My 1998 book about British clubbing, based on my own experiences and on hundreds of interviews with DJs, promoters, musicians, fashion designers and clubbers. The book traces the roots of the music in Chicago, New York, Detroit and Ibiza; the frantic, E-fuelled summers of 88 and 89 in London, Manchester and beyond; the huge illegal raves in southern England and in Blackburn; and the subsequent rise of the superclub.
Out of print now, though copies are usually available on Amazon.

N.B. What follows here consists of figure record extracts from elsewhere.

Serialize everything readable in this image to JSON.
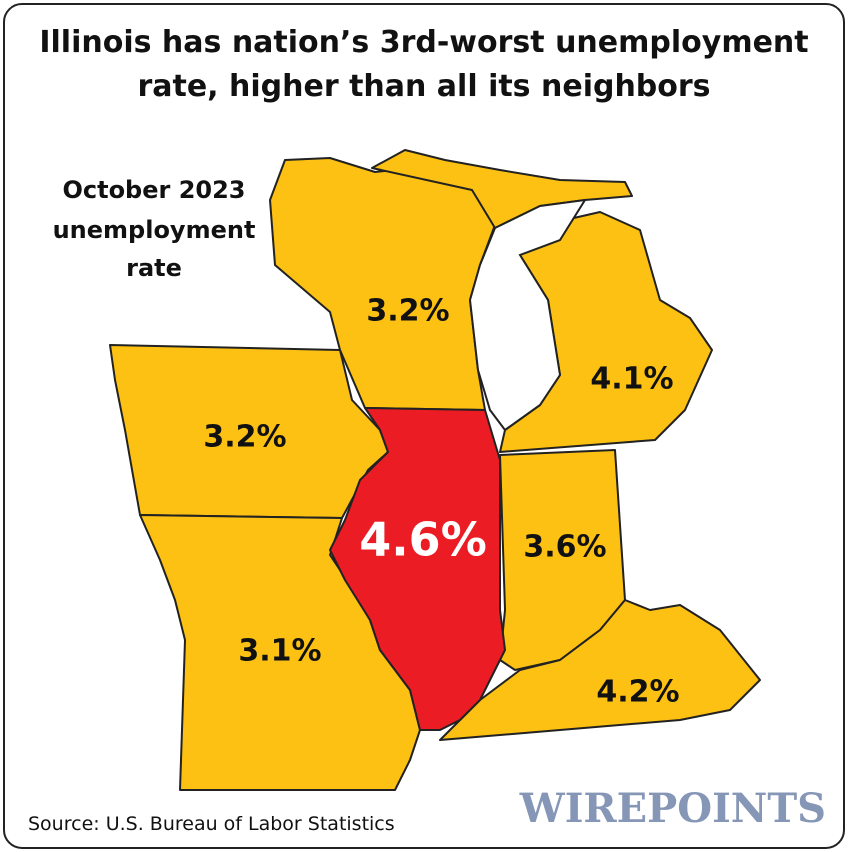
{
  "title": "Illinois has nation’s 3rd-worst unemployment rate, higher than all its neighbors",
  "legend_label": [
    "October 2023",
    "unemployment",
    "rate"
  ],
  "regions": [
    {
      "label": "3.2%"
    },
    {
      "label": "4.1%"
    },
    {
      "label": "3.2%"
    },
    {
      "label": "4.6%"
    },
    {
      "label": "3.6%"
    },
    {
      "label": "3.1%"
    },
    {
      "label": "4.2%"
    }
  ],
  "source": "Source: U.S. Bureau of Labor Statistics",
  "logo": "WIREPOINTS"
}
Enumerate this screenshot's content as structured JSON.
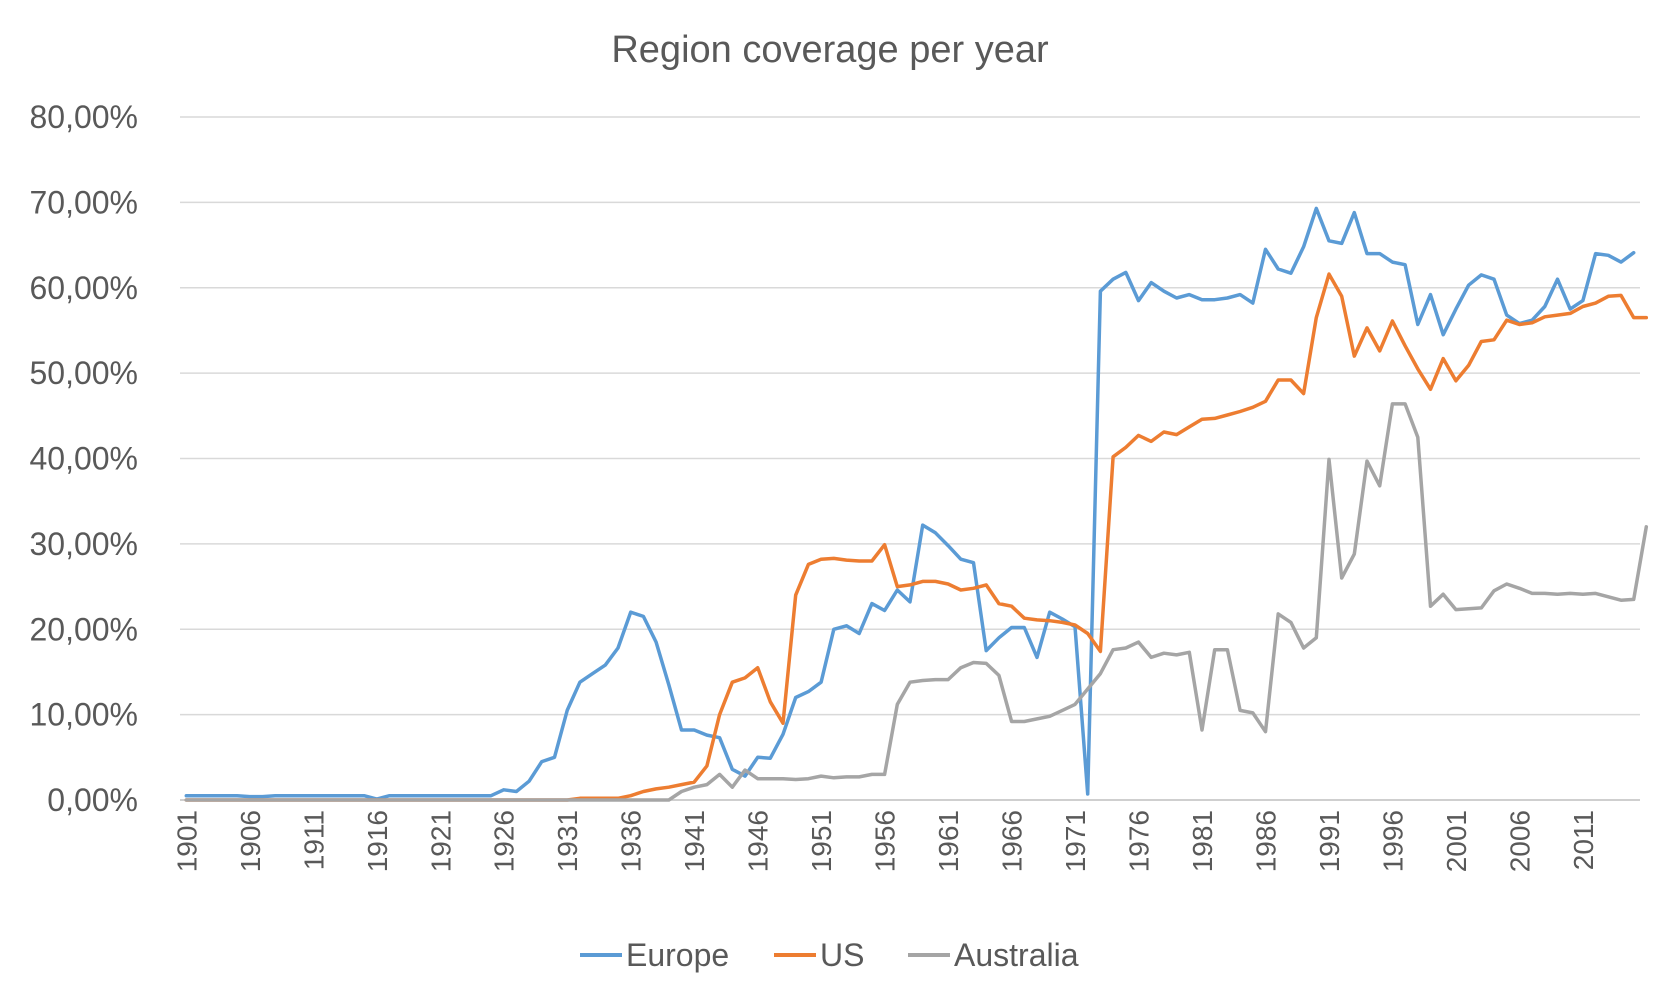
{
  "chart_data": {
    "type": "line",
    "title": "Region coverage per year",
    "xlabel": "",
    "ylabel": "",
    "ylim": [
      0,
      0.8
    ],
    "yticks": [
      0,
      0.1,
      0.2,
      0.3,
      0.4,
      0.5,
      0.6,
      0.7,
      0.8
    ],
    "ytick_labels": [
      "0,00%",
      "10,00%",
      "20,00%",
      "30,00%",
      "40,00%",
      "50,00%",
      "60,00%",
      "70,00%",
      "80,00%"
    ],
    "x_start": 1901,
    "x_end": 2015,
    "xtick_labels": [
      "1901",
      "1906",
      "1911",
      "1916",
      "1921",
      "1926",
      "1931",
      "1936",
      "1941",
      "1946",
      "1951",
      "1956",
      "1961",
      "1966",
      "1971",
      "1976",
      "1981",
      "1986",
      "1991",
      "1996",
      "2001",
      "2006",
      "2011"
    ],
    "grid": "horizontal",
    "legend": "bottom",
    "series": [
      {
        "name": "Europe",
        "color": "#5b9bd5",
        "values": [
          0.005,
          0.005,
          0.005,
          0.005,
          0.005,
          0.004,
          0.004,
          0.005,
          0.005,
          0.005,
          0.005,
          0.005,
          0.005,
          0.005,
          0.005,
          0.001,
          0.005,
          0.005,
          0.005,
          0.005,
          0.005,
          0.005,
          0.005,
          0.005,
          0.005,
          0.012,
          0.01,
          0.022,
          0.045,
          0.05,
          0.105,
          0.138,
          0.148,
          0.158,
          0.178,
          0.22,
          0.215,
          0.185,
          0.135,
          0.082,
          0.082,
          0.076,
          0.073,
          0.036,
          0.028,
          0.05,
          0.049,
          0.077,
          0.12,
          0.127,
          0.138,
          0.2,
          0.204,
          0.195,
          0.23,
          0.222,
          0.246,
          0.232,
          0.322,
          0.313,
          0.298,
          0.282,
          0.278,
          0.175,
          0.19,
          0.202,
          0.202,
          0.167,
          0.22,
          0.212,
          0.203,
          0.007,
          0.596,
          0.61,
          0.618,
          0.585,
          0.606,
          0.596,
          0.588,
          0.592,
          0.586,
          0.586,
          0.588,
          0.592,
          0.582,
          0.645,
          0.622,
          0.617,
          0.648,
          0.693,
          0.655,
          0.652,
          0.688,
          0.64,
          0.64,
          0.63,
          0.627,
          0.557,
          0.592,
          0.545,
          0.575,
          0.603,
          0.615,
          0.61,
          0.568,
          0.558,
          0.562,
          0.578,
          0.61,
          0.575,
          0.585,
          0.64,
          0.638,
          0.63,
          0.641
        ]
      },
      {
        "name": "US",
        "color": "#ed7d31",
        "values": [
          0.0,
          0.0,
          0.0,
          0.0,
          0.0,
          0.0,
          0.0,
          0.0,
          0.0,
          0.0,
          0.0,
          0.0,
          0.0,
          0.0,
          0.0,
          0.0,
          0.0,
          0.0,
          0.0,
          0.0,
          0.0,
          0.0,
          0.0,
          0.0,
          0.0,
          0.0,
          0.0,
          0.0,
          0.0,
          0.0,
          0.0,
          0.002,
          0.002,
          0.002,
          0.002,
          0.005,
          0.01,
          0.013,
          0.015,
          0.018,
          0.021,
          0.04,
          0.1,
          0.138,
          0.143,
          0.155,
          0.115,
          0.09,
          0.24,
          0.276,
          0.282,
          0.283,
          0.281,
          0.28,
          0.28,
          0.299,
          0.25,
          0.252,
          0.256,
          0.256,
          0.253,
          0.246,
          0.248,
          0.252,
          0.23,
          0.227,
          0.213,
          0.211,
          0.21,
          0.208,
          0.205,
          0.195,
          0.174,
          0.402,
          0.413,
          0.427,
          0.42,
          0.431,
          0.428,
          0.437,
          0.446,
          0.447,
          0.451,
          0.455,
          0.46,
          0.467,
          0.492,
          0.492,
          0.476,
          0.565,
          0.616,
          0.59,
          0.52,
          0.553,
          0.526,
          0.561,
          0.532,
          0.505,
          0.481,
          0.517,
          0.491,
          0.509,
          0.537,
          0.539,
          0.562,
          0.557,
          0.559,
          0.566,
          0.568,
          0.57,
          0.578,
          0.582,
          0.59,
          0.591,
          0.565,
          0.565
        ]
      },
      {
        "name": "Australia",
        "color": "#a5a5a5",
        "values": [
          0.0,
          0.0,
          0.0,
          0.0,
          0.0,
          0.0,
          0.0,
          0.0,
          0.0,
          0.0,
          0.0,
          0.0,
          0.0,
          0.0,
          0.0,
          0.0,
          0.0,
          0.0,
          0.0,
          0.0,
          0.0,
          0.0,
          0.0,
          0.0,
          0.0,
          0.0,
          0.0,
          0.0,
          0.0,
          0.0,
          0.0,
          0.0,
          0.0,
          0.0,
          0.0,
          0.0,
          0.0,
          0.0,
          0.0,
          0.01,
          0.015,
          0.018,
          0.03,
          0.015,
          0.035,
          0.025,
          0.025,
          0.025,
          0.024,
          0.025,
          0.028,
          0.026,
          0.027,
          0.027,
          0.03,
          0.03,
          0.112,
          0.138,
          0.14,
          0.141,
          0.141,
          0.155,
          0.161,
          0.16,
          0.146,
          0.092,
          0.092,
          0.095,
          0.098,
          0.105,
          0.112,
          0.13,
          0.148,
          0.176,
          0.178,
          0.185,
          0.167,
          0.172,
          0.17,
          0.173,
          0.082,
          0.176,
          0.176,
          0.105,
          0.102,
          0.08,
          0.218,
          0.208,
          0.178,
          0.19,
          0.399,
          0.26,
          0.288,
          0.397,
          0.368,
          0.464,
          0.464,
          0.425,
          0.227,
          0.241,
          0.223,
          0.224,
          0.225,
          0.245,
          0.253,
          0.248,
          0.242,
          0.242,
          0.241,
          0.242,
          0.241,
          0.242,
          0.238,
          0.234,
          0.235,
          0.32
        ]
      }
    ]
  }
}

I’m thinking of updating it as an ebook and would love to know if anyone would be interested in that – please email or add a comment to let me know!
I wrote this set of essays on women in pop with Sue Steward in 1984, when I was still at university, and very earnest and naive. We covered everything from the women who put vinyl into sleeves at EMI’s factory to screaming girl fans, managers to label owners and interviewed a wide range of musicians, singers, bands and artists, and although some of it is hopelessly dated now (the idea of anyone putting vinyl into sleeves ready for distribution, for instance!), quite a bit of it still stands up. There are interviews with key players in both early punk and hip hop, from Sylvia Robinson, the force behind Sugarhill Records, to The Slits and Poly Styrene.
My friend Gavin Hills was one of the most talented writers I ever worked with. But more than that, he was one of the loudest, funniest, opinionated, most alive people I’ve ever known. He died far too young, just after his 31st birthday, in an accident too absurd and upsetting to describe here. Trawling through his computer afterwards to put together this collection of his work was one of the hardest things I’ve ever done. The book came out in 2000, covering everything from clubbing, drugs, football and casuals to war and famine. The global conflicts he covered have moved on, the fashions and music has changed, but his words are still somehow relevant, and full of life. He remains a constant inspiration.
Edited by Richard Benson, this is a collection of writing on clubs, taken from The Face from1980 to 1997. My 1986 article on Chicago house appears here – one of the first to document the music bursting out of the Windy City’s gay clubs – along with several other features charting the post-acid house rave explosion and the eventual government and police clampdown, the rise of the female DJ, a new breed of gay clubs and a growing disillusionment with E culture.
An entertaining collection of essays about obsessive fandom, edited by John Aizelwood in 1994. I reprise my thoughts on being a Bay City Rollers fan in my early teens, a subject I also covered in Signed, Sealed & Delivered and in The Faber Book of Pop. In fact, over the years, I’ve probably spent more time writing about being a Rollers fan than I did actually being one! My tartan scarf lasted longer than my brief crush on Les, Woody and co: it was recycled by my mum, who took it to several Rod Stewart concerts.
Just after David Bowie died, The Guardian asked me to write a piece celebrating his style. As always with obituary pieces, it had to be written quickly, in a couple of hours, but I had some interviews with designers who had worked with him, done to coincide with the V&A Museum’s big Bowie retrospective. Later, a publisher asked if they could reprint it as a preface to a Bowie colouring book., which has to be one of the strangest – and most entertaining – reuse of something I’ve written.